Friday, February 24, 2006
7:07 PM
Okay, so here's the deal folks, I'm not happy. I am trying so hard to love myself and yet I end up so disgusted with myself that I just can't deal with it properly. I end up taking my frustrations out on myself and I know that that is not healthy. Normal people don't do things like this. Why do I? I don't really have an explanation either. I guess i'm just pissed off at myself. I hate that I'm posting this on my blog, too. I've read people's blogs and journals that are just about how pathetic their lives are and it makes me sick. MOVE ON!! But now look where I am. Maybe it will be better after school is out. I don't know. For a while I was doing really good. Especially during the summer. I was so happy. I wasn't drowning my sorrys in bad poetry and sad sketchy drawings of things that are supposed to portray my "emotions" and yet here I am back to the same old me. What went wrong? It's not like I can't make friends either. I could easily put myslef out there to a whole bunch of people that I know and hang out with them, its just that I choose not to. That's not like me. I signed up for experiments at the university to earn extra credit in my psychology class and it was all about anxiety and depression. I'm so scared. I don't need to be a psychologist to understand what my scores would mean. Even little things I hadn't really thought about. Like loss of apetite and trouble sleeping when you feel so tired.

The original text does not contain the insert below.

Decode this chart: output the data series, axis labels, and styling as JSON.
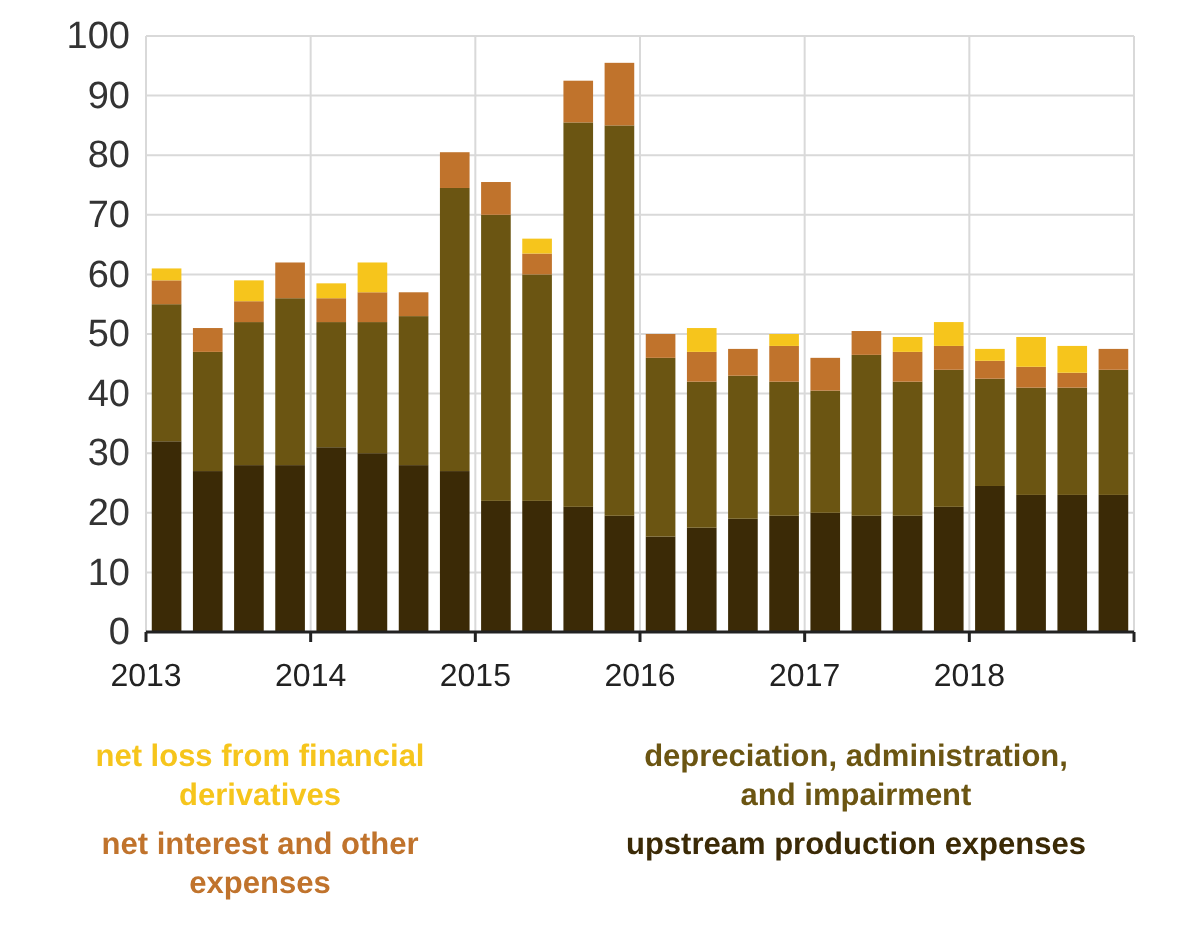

So, here is what I'm going to do. Everyday I am going to force myself to say something nice about myself. Something that I like. Or even some type of activity that I enjoy and why. Maybe this will help me find out who I am. Lately I just dont know. Am I preppy? Am I a free spirit who loves animals and nature? Or am I kinda punky and involved in music? I just don't know. I kind of like each one of these things a little bit. I'm just not sure how to express them. I hope I find out. So, I guess there is no better time to start this little project than right now. What do I like about myself?
Well, I really enjoy my taste in music. (Much credit to Steph) I can usually tell what type of music is really good. I sometimes can see what songs will be popular with the general public (which may not always be a good song) but generally I like almost all kinds of music, although I hate to admit it. I enjoy a little rap, rock, and even a little country. So I guess that is what I like about myself today.